Ölüm sayısı her gün % 20 artıyor.

Görünürde aşı yok hala.

Ve nasıl halledileceğine dair bir plan da yok.

Şimdilik Çin, Amerika, İran ve Avrupa ile sınırlı.

Afrika, Orta Doğu, ve Latin Amerika'ya ulaşırsa?

Ölümler, milyonlarla ifade edilecek.

Hızlı bir toparlanma işareti de yok.

Küresel büyüme % 1'e tahminleniyor.

Dünya ekonomisi derin bir krize girer.

Avrupa şimdiden kötü.

Rusya borçlarını ödeyemez hale gelebilir.

Bu durum Türkiye ve Arjantin’e de öngörülüyor.

Seyahat kısıtlamaları, ticari kısıtlama sebebi.

Yeni ticaret savaşları oluşabilir.

Yani, salgın küresel bir depresyon yaşatabilir.

Bu da, dünya ekonomisi için yıkıcı bir etki demek.

******

Salgın etkileri, aşıya dek devam edecek.

Hizmet sektörü sıfır noktasında.

KOBİ’ler toplu iflas eşiğinde.

İşssizlik boyutu büyüyor.

Vakalar arttıkça, sağlık sistemleri çöküyor.

Siyaset kurumu sorgulanıyor.

Önceliği ekonomi olan siyaset.

New York Times’ın manşeti anlatmış zaten.

“İngiltere, Ekonomisini virüsten koruyor, ama halkını değil”.

Halklardan önce gelen ekonomi mantığı.

Aslında yeni bir dönem açılıyor.

Bütün rejimlerin çalkalanacağı bir dönem.

Sosyal, ekonomik ve askeri dengelerin bozulacağı.

Küresel bilincin değişeceği.

Ve bu değişim insanlığı dönüştürecek.

Apolitik kitleler yeni siyaseti üretecekler.

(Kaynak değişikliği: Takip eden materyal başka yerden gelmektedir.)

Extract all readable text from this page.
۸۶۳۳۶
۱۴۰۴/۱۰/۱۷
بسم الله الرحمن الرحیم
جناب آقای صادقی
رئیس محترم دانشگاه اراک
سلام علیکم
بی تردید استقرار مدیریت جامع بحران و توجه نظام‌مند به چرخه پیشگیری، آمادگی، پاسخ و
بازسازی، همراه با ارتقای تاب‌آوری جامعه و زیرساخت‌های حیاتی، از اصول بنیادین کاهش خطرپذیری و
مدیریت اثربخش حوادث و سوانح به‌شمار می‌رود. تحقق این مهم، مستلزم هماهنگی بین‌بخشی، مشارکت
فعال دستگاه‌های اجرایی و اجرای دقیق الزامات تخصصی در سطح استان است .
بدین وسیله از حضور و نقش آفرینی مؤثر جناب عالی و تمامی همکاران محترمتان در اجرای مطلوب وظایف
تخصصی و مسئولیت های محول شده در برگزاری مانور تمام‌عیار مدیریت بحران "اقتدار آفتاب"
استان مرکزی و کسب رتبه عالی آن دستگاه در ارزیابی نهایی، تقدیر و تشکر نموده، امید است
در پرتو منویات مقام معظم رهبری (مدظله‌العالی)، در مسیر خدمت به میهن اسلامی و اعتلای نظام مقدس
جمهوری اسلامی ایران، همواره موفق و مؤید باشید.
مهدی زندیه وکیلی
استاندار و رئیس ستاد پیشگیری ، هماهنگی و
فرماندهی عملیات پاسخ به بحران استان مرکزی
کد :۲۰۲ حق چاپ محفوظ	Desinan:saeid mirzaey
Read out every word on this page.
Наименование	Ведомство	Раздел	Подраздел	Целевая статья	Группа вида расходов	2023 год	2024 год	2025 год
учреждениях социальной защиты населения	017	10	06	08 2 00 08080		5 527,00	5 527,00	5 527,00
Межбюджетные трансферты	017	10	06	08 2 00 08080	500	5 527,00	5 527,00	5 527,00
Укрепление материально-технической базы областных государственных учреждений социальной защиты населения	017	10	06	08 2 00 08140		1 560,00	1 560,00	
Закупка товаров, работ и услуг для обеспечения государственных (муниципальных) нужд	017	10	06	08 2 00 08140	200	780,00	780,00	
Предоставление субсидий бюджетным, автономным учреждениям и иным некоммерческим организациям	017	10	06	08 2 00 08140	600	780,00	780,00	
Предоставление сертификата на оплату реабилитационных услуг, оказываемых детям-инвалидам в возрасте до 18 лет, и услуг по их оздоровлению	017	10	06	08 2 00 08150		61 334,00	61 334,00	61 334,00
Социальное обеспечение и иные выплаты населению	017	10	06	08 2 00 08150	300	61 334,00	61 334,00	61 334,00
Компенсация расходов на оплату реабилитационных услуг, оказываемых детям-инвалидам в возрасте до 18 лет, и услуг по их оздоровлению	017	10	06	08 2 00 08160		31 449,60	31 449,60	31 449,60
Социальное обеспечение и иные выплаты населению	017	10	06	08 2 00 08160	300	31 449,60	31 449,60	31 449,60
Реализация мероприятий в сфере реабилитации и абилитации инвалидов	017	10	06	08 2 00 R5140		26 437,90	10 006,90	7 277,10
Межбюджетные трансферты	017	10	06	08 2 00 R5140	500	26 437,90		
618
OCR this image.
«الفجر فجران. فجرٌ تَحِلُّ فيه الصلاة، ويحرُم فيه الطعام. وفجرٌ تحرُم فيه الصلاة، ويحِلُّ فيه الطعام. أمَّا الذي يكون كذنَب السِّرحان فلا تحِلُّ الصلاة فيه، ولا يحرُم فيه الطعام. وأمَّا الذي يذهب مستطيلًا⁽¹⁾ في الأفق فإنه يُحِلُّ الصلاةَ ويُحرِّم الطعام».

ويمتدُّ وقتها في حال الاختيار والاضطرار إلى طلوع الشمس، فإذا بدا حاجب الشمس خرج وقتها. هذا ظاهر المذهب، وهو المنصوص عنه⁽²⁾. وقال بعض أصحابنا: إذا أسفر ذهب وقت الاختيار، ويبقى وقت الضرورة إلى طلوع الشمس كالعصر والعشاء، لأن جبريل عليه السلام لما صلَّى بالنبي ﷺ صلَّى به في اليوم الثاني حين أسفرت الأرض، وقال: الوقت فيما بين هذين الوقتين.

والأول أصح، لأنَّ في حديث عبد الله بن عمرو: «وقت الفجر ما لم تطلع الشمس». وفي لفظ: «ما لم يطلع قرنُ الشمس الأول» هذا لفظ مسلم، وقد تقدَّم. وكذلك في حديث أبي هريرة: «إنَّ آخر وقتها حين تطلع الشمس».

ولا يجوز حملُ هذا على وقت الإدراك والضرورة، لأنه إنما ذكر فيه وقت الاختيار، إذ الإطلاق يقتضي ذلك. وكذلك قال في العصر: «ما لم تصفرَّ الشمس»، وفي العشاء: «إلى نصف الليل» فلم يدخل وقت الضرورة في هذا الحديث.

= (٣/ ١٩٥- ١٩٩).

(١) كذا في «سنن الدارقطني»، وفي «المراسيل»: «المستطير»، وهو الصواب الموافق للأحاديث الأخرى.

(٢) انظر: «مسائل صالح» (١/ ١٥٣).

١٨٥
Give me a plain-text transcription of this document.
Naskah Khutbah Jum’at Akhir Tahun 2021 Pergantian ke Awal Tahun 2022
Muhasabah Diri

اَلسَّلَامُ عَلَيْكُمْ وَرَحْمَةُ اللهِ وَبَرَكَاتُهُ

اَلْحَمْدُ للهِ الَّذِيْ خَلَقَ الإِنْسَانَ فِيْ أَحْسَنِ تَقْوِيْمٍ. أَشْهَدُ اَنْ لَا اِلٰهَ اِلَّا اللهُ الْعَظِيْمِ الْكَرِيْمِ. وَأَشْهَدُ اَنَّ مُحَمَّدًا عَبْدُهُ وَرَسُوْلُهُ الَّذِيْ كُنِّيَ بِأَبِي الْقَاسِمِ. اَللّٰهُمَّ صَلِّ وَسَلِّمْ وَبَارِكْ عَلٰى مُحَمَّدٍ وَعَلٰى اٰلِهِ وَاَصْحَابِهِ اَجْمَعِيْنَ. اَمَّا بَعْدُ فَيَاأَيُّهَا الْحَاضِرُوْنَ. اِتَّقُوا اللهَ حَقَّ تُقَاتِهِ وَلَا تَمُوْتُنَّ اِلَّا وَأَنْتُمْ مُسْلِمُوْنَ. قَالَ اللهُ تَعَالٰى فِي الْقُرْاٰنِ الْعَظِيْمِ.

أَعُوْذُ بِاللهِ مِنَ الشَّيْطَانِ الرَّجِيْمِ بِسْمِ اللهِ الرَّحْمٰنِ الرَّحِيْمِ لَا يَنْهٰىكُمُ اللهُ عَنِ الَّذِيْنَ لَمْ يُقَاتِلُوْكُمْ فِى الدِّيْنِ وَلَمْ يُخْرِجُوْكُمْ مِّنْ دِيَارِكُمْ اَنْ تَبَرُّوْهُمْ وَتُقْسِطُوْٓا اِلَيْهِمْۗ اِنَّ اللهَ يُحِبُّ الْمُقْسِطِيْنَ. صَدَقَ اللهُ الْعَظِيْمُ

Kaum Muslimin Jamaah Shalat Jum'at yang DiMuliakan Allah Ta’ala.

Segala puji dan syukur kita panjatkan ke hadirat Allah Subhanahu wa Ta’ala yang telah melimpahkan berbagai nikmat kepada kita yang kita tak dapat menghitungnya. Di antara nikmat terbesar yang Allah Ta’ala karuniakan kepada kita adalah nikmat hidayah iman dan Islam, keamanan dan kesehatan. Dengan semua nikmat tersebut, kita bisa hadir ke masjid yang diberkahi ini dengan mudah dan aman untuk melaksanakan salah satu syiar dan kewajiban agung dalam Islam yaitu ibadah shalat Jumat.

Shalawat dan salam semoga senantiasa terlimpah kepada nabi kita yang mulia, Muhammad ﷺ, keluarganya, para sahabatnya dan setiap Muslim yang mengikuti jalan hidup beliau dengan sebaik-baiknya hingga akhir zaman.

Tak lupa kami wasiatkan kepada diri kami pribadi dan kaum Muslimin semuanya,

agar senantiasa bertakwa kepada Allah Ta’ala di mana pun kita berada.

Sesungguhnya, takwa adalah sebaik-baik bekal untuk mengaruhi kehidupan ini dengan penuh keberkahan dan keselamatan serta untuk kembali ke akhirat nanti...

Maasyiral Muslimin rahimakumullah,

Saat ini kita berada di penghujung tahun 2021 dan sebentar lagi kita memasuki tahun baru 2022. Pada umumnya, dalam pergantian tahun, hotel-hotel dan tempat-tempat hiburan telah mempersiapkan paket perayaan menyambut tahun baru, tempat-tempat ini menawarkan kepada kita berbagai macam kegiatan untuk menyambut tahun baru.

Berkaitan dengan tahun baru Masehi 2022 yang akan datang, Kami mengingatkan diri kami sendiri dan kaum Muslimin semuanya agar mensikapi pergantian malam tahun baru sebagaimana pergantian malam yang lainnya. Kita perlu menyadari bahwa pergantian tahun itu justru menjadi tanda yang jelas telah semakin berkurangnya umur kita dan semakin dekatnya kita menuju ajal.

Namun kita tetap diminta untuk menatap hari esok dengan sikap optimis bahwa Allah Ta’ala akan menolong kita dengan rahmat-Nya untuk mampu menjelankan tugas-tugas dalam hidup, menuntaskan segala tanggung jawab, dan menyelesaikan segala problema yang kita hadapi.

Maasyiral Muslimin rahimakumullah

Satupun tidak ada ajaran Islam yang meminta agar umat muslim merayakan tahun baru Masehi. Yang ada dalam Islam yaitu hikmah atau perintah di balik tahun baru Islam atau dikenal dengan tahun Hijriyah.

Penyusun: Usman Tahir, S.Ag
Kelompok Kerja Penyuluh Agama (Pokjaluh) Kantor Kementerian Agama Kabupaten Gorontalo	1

Apolitik kitleler, politize olacak.

*****

Arap Yarımadası yine hareketlenecek.

İtalya farklı bir bilince erişecek.

İngiltere ekonomiyi insandan önce gören zihniyeti sorgulayacak.

Standartlarını kaybedenler farklı yollara girecek.

Daha mücadeleci ve daha yenilikçi yollara.

Bu yüzden süreç bir salgından ibaret olmayacak.

Süreç insanlığın kırılma noktası çünkü.

Ve sistemin beyin ölümü gerçekleşecek.

Bu ölüm yeni bir sistemi doğuracak.

Nasıl mı?

İnsan odaklı bir sistem.

Eğitim ve sağlığın öncelikli olduğu bir sistem.

*****

Bütün bunlardan KKTC de uzak kalamayacak.

Türkiye de.

Ayni sancılar yaşanacak.

Ayni sorgulamalar gerçekleşecek.

Ayni yıkımlara tanık olunacak.

Ve Kıbrıs Türkü de küresel mücadeleye katılacak.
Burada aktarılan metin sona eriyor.